Brent crude was down 28 cents, or 0.6%, at $45.09 by 0049 GMT after slipping 0.2% in the previous session.
U.S. oil was down 31 cents, or 0.7%, at $42.62 a barrel, after inching higher on Wednesday.
Stockpiles of crude in the United States fell last week for a fourth straight week, even as net imports rose. However, the 1.6 million barrel decline was less than a Reuters poll showing expectations for a 2.7 million barrel fall.
Still, stockpiles are expected to continue declining, according to analysts.
“We expect that total crude stocks will continue to head towards their five-year average in the weeks ahead as U.S. production remains subdued,” Capital Economics said in a note.
Fuel demand was down 14% from the year-earlier period over the last four weeks, Energy Information Administration data showed.
Global oil demand should recover to pre-pandemic levels as soon as the fourth quarter, the Saudi energy minister said on Wednesday, while urging partners to comply with a deal to cut output.
He was speaking at a virtual meeting of the Organization of the Petroleum Exporting Countries and allies such as Russia – a grouping known as OPEC+. The meeting was reviewing compliance with production cuts and left output reductions unchanged.
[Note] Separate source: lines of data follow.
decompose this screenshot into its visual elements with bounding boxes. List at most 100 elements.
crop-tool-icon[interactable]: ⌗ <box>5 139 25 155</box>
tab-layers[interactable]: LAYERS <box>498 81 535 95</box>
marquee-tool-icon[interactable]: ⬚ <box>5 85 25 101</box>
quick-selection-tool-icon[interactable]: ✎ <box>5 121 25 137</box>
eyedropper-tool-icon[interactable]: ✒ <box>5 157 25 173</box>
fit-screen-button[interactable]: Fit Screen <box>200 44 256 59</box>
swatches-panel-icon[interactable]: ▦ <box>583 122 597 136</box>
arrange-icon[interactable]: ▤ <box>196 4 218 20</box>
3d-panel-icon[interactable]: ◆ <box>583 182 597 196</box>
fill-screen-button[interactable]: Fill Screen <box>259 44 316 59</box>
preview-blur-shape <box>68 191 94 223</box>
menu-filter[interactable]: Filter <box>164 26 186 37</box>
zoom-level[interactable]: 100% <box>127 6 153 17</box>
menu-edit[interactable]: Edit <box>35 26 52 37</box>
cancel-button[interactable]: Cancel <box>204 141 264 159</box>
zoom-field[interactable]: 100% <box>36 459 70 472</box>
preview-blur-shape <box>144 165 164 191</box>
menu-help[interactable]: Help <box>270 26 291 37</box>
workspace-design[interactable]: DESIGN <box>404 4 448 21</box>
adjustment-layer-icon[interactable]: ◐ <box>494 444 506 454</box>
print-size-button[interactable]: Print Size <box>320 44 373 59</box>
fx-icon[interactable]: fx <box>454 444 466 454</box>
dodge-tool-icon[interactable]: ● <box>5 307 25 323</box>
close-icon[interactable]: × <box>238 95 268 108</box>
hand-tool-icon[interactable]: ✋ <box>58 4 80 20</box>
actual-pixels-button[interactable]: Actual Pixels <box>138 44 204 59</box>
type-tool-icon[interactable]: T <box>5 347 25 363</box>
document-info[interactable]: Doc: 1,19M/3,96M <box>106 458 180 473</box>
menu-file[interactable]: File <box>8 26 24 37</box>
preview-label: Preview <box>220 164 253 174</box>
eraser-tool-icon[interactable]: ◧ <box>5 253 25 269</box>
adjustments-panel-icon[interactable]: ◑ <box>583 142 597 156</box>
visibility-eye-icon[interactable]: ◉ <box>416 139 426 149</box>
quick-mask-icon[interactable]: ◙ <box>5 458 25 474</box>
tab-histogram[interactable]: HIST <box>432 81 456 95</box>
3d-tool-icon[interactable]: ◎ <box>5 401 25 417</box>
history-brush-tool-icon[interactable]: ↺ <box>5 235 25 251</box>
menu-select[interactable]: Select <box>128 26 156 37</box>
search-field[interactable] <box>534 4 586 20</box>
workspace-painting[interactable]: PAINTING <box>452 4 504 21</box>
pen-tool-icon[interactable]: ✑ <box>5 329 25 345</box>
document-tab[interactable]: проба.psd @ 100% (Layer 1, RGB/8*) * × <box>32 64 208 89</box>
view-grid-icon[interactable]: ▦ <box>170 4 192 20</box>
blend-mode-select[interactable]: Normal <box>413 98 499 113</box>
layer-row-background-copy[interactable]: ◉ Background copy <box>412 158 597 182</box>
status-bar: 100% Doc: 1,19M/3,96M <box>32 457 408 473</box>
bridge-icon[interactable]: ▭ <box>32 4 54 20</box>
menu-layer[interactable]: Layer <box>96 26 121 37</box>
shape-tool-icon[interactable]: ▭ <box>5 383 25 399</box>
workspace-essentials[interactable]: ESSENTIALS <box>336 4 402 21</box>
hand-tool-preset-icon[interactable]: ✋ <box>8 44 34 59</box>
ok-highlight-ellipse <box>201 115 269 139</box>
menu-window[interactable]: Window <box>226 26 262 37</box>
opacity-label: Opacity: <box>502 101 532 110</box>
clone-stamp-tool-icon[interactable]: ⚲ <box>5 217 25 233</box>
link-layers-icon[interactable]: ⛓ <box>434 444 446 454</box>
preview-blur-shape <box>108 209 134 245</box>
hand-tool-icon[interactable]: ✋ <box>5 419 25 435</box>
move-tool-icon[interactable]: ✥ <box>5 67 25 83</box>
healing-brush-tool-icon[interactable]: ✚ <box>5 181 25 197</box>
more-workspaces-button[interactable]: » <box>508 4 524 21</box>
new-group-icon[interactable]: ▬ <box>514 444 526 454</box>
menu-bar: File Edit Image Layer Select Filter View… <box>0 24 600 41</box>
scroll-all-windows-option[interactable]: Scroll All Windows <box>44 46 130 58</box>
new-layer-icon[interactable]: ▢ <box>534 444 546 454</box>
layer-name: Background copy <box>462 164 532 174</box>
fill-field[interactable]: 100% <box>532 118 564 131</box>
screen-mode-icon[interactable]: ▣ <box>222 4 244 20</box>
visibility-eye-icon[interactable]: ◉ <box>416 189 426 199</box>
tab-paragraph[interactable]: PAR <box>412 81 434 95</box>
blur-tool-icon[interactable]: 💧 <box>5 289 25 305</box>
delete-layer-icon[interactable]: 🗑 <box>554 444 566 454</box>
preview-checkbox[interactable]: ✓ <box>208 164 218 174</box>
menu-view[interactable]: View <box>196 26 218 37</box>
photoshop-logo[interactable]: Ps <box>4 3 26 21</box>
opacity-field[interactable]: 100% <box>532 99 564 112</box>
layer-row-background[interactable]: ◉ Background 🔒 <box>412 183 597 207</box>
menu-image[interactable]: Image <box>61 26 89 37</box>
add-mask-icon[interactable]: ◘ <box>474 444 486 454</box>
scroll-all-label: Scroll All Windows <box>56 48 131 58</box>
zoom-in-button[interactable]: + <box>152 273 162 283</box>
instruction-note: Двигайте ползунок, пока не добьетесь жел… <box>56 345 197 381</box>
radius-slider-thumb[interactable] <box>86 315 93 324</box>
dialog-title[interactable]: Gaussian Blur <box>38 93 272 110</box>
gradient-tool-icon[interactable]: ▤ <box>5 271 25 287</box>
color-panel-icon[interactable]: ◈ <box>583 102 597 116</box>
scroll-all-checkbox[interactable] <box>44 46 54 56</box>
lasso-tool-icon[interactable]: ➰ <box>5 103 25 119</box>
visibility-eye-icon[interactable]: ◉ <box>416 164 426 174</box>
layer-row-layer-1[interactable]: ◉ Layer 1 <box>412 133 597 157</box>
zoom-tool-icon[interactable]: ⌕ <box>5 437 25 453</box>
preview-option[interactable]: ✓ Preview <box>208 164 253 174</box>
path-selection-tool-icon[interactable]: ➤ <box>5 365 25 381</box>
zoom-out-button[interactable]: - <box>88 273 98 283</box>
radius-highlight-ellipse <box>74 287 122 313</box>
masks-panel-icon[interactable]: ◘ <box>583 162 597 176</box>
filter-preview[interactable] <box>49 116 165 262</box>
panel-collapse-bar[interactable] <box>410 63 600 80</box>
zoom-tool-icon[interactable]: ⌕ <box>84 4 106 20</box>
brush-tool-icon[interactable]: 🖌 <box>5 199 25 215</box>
A draft OPEC+ statement, seen by Reuters, said a second extended wave of the pandemic posed a major risk for the oil market recovery.
The group pressed members such as Nigeria and Iraq to do more to meet their quotas after they exceeded them between May and July.
OPEC alone in the past decades generally produced well over 30 million barrels per day of oil but after this year’s cuts its output stood at 20-22 million bpd.